Quando la liturgia cita se stessa
Le varie preghiere eucaristiche del vigente Messale Romano, pur essendo sostanzialmente uguali nella struttura letteraria, differiscono in maniera più o meno marcata nei particolari, per identificarsi in fotocopia nella parole del Signore di istituzione dell’eucaristia, note altrimenti come formule di consacrazione. Queste parole, per esplicita volontà di Paolo VI, sono sempre uguali in tutte le preghiere eucaristiche, ma variano le parole di contorno che vi adducono. Sono quelle parole che documentano il comportamento di Gesù in atto di istituire l’eucaristia: i vari “prese il pane”, “rese grazie” / “pronunciò la preghiera di benedizione”, “lo spezzò”, “dopo la cena”, eccetera. Si tratta dunque di quelle espressioni che contestualizzano l’eucaristia.
Fra queste, nelle preghiere in appendice al Messale 1983 alle pagine 899–918, ho trovato la consueta dizione “La vigilia della sua passione, mentre cenava con loro …”. Il latino, in Missale Romanum 2002 alle pagine 613–632, ha una finezza letteraria che merita di essere rilevava: “Qui pridie quam pateretur, / in supremae nocte cenae …”. Chi ha un pizzico di orecchio sente nelle parole evidenziate un verso dell’inno Pange lingua, dei vespri del Corpus Domini.
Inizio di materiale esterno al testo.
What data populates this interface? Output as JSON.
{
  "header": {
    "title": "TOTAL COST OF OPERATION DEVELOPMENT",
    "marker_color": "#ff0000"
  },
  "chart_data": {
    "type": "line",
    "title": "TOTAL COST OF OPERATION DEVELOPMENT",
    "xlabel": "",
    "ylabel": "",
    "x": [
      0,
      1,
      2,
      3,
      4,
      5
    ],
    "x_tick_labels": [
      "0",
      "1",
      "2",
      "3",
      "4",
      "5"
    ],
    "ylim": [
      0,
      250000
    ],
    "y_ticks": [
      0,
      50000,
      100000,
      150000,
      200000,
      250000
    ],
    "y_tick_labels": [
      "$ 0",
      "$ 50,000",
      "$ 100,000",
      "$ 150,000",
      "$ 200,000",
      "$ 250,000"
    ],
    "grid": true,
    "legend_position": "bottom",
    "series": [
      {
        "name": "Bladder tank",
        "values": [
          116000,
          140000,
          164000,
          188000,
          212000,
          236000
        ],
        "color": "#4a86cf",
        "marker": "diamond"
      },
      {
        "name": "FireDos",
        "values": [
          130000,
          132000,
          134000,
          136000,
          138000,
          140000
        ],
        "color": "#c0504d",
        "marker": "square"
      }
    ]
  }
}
E’ anche l’inno classico dell’esposizione dell’eucaristia e della conclusiva benedizione eucaristica (Tantum ergo). E’ attribuito con alto grado di probabilità a san Tommaso d’Aquino, non così filosofo e teologo da non essere anche un po’ poeta, specie se si cimenta sull’eucaristia. E’ composto di sei strofe di sei versi ciascuna. Il frammento sopra evidenziato è l’inizio della terza strofa.
Si tratta di un inno metricamente sofisticato, in distici trocaici (acatalettico + catalettico) e per giunta con rima alternata. Il dimetro trocaico è fra i più arcaici della poetica latina: lanciato da Plauto, affinatosi progressivamente, è poi caduto in disuso sconfitto dal vincente esametro, finché non lo hanno ripescato i poeti cristiani, specie Venanzio Fortunato († 600) in un famosissimo inno della Passione, iniziante anche lui con Pange lingua, tuttora ricorrente nella Liturgia Horarum.
In questo famosissimo inno eucaristico il Dottore Angelico ha congiunto la poetica classica latina organizzata sulla quantità delle sillabe, con i vezzi della nascente poetica italiana che bada alle assonanze, fra le quali privilegiata è la rima, consistente nell’identità fonetica dalla sillaba accentata a fine parola.
Tornando alle preghiere eucaristiche, il traduttore latino si è ricordato di questo verso di san Tommaso e lo ha opportunamente inserito nelle clausole circostanziali della parole istitutive. Ho dovuto dire “traduttore latino”, perché queste preghiere sono nate in italiano e approvate per la chiesa di Lugano nel 1974. Ovvio che, per poterle inserire nell’editio princeps del Missale Romanum, sono sta tradotte in latino, non senza qualche adattamento: quello ora segnalato è il più geniale. Talora dunque la liturgia cita se stessa, pescando fra i suoi cavalli di razza.